Einmal im dunkelblauen Anzug (den ich kurz davor auch zur Sponsion trug), das zweite Mal in schmucker Tracht (die sonst kaum je verwende) – das war mein Outfit der beiden Hochzeiten 1986 und 2018, bei denen ich als Bräutigam eine Hauptrolle innehatte. Die Braut trug im ersten Fall ein elegantes dunkelgrünes Kleid, im zweiten Fall ein hübsches Dirndl.
Die Tradition, dass Bräute in Europa ganz in Weiß heiraten (und dieses Kleid dann auch nur einmal tragen), hat sich erst ab dem 19. Jahrhundert durchgesetzt. Einen Anstoß dazu gab Queen Victoria von England, die im Februar 1840 ihren Cousin Albert von Sachsen-Coburg und Gotha ehelichte. Die damals 20-Jährige, sie war bereits seit zweieinhalb Jahren auf dem Thron, trug dabei ein weißes Seidenkleid und wurde zum Role Model für viele Frauen der besseren Gesellschaft. Zuvor war Weiß keine besonders weit verbreitete Farbe für Hochzeitskleider, da es als unpraktisch galt und es lange Zeit den Brauch gab, dass Witwen nach dem Tod ihres Mannes keine schwarze, sondern weiße Kleidung trugen.
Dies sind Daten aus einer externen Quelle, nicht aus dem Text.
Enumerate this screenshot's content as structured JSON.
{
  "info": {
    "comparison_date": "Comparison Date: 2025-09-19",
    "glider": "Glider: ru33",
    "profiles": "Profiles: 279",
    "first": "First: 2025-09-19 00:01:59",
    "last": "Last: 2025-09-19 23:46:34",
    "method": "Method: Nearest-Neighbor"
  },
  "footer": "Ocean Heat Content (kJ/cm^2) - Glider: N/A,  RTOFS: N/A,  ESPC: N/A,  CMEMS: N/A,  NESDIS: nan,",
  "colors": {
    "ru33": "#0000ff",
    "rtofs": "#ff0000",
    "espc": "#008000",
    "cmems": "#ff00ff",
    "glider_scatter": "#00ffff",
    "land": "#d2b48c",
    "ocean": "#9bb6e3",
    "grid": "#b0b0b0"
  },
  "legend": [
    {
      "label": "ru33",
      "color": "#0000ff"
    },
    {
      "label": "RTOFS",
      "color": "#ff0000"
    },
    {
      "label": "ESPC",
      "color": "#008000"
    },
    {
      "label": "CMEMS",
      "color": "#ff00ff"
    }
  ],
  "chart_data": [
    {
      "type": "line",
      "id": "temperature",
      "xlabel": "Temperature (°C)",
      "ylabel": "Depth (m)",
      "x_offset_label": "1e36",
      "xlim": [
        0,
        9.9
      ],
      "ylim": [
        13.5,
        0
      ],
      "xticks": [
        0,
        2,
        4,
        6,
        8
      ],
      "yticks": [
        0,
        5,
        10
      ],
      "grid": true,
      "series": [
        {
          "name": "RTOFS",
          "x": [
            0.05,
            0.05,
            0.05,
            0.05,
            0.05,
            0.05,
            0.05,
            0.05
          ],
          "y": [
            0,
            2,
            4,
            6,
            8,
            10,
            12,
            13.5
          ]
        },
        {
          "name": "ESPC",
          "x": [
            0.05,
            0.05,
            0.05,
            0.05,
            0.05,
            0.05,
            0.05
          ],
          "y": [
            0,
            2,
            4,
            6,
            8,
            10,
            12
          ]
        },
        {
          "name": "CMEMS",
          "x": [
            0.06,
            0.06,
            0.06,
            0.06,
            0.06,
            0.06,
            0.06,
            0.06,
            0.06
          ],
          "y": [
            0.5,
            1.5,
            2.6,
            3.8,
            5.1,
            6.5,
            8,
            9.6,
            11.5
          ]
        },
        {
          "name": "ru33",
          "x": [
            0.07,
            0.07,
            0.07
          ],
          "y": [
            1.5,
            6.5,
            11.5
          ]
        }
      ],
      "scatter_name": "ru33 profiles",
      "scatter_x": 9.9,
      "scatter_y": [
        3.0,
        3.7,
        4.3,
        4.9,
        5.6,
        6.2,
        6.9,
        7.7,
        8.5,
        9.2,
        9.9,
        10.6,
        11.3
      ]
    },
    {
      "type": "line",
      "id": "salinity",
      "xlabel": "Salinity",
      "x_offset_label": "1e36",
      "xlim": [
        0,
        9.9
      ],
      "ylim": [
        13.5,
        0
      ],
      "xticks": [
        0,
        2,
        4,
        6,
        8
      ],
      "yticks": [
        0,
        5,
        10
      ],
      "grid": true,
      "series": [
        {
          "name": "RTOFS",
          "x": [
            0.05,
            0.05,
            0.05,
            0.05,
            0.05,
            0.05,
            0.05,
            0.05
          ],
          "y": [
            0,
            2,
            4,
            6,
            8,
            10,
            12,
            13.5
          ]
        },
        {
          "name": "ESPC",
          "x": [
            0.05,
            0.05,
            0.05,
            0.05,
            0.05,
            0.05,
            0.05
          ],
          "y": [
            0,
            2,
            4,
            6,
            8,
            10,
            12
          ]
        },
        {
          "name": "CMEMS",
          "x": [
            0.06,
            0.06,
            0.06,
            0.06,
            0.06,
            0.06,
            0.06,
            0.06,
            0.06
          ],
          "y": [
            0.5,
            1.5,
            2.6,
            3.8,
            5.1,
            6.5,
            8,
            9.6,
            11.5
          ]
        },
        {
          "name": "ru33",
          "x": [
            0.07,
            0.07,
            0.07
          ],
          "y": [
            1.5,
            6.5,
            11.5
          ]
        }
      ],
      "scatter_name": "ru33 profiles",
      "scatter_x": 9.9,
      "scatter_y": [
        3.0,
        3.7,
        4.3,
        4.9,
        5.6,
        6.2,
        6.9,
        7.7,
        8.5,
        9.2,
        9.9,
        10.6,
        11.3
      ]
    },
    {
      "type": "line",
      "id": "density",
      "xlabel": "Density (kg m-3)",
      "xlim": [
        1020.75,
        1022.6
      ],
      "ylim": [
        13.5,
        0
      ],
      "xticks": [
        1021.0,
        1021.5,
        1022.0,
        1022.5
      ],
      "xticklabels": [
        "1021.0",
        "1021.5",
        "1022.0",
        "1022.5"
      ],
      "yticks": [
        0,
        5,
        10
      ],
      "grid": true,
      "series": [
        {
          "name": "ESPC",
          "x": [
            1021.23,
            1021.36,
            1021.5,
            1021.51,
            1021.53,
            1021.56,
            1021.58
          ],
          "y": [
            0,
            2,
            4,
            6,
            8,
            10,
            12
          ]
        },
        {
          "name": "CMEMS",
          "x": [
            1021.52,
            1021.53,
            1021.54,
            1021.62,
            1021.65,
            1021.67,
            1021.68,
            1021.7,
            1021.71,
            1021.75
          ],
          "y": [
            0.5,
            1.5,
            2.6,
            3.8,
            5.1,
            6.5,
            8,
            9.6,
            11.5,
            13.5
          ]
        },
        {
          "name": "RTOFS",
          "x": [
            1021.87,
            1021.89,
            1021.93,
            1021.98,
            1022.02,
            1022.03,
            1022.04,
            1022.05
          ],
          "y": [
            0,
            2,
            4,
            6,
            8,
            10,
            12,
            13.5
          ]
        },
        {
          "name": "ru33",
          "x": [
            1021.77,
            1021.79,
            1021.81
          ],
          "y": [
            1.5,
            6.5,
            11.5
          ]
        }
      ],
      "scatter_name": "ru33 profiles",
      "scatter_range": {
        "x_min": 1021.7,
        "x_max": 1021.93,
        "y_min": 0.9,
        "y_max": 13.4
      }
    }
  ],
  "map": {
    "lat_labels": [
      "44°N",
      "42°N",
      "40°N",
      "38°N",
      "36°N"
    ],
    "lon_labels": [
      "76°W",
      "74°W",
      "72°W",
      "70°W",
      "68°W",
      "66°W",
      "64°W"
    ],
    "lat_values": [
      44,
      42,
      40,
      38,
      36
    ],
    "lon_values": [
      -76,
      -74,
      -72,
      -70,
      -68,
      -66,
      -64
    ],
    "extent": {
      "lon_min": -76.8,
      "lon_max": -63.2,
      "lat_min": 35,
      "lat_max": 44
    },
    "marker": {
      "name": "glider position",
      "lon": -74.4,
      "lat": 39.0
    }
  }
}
Vor der Verbreitung des weißen Brautkleids trugen Frauen in Europa bei ihrer Hochzeit oft ihre beste oder festlichste Kleidung, unabhängig von der Farbe. Diese Kleider waren in vielen Fällen in dunklen, kräftigen Farben wie Blau, Rot, Grün oder sogar Schwarz gehalten, da diese Töne langlebiger und praktischer waren. Für viele Frauen war das Hochzeitskleid ein Kleidungsstück, das sie nach der Hochzeit weiter trugen, sodass es nicht unbedingt spezifisch für die Hochzeit gestaltet wurde.
Das weiße Hochzeitskleid ist in Europa somit ein relativ junges Phänomen und erst seit Mitte des 19. Jahrhunderts als Symbol für Reinheit, Unschuld und Neuheit gängig. Diese Symbolik tritt wohl etwas in den Hintergrund – nicht nur bei feministisch gesinnten Paaren wie in meinen Fällen. Wer jedoch „Wien weißes Hochzeitskleid kaufen“ googelt, merkt schnell, dass längst nicht alle so gestrickt sind.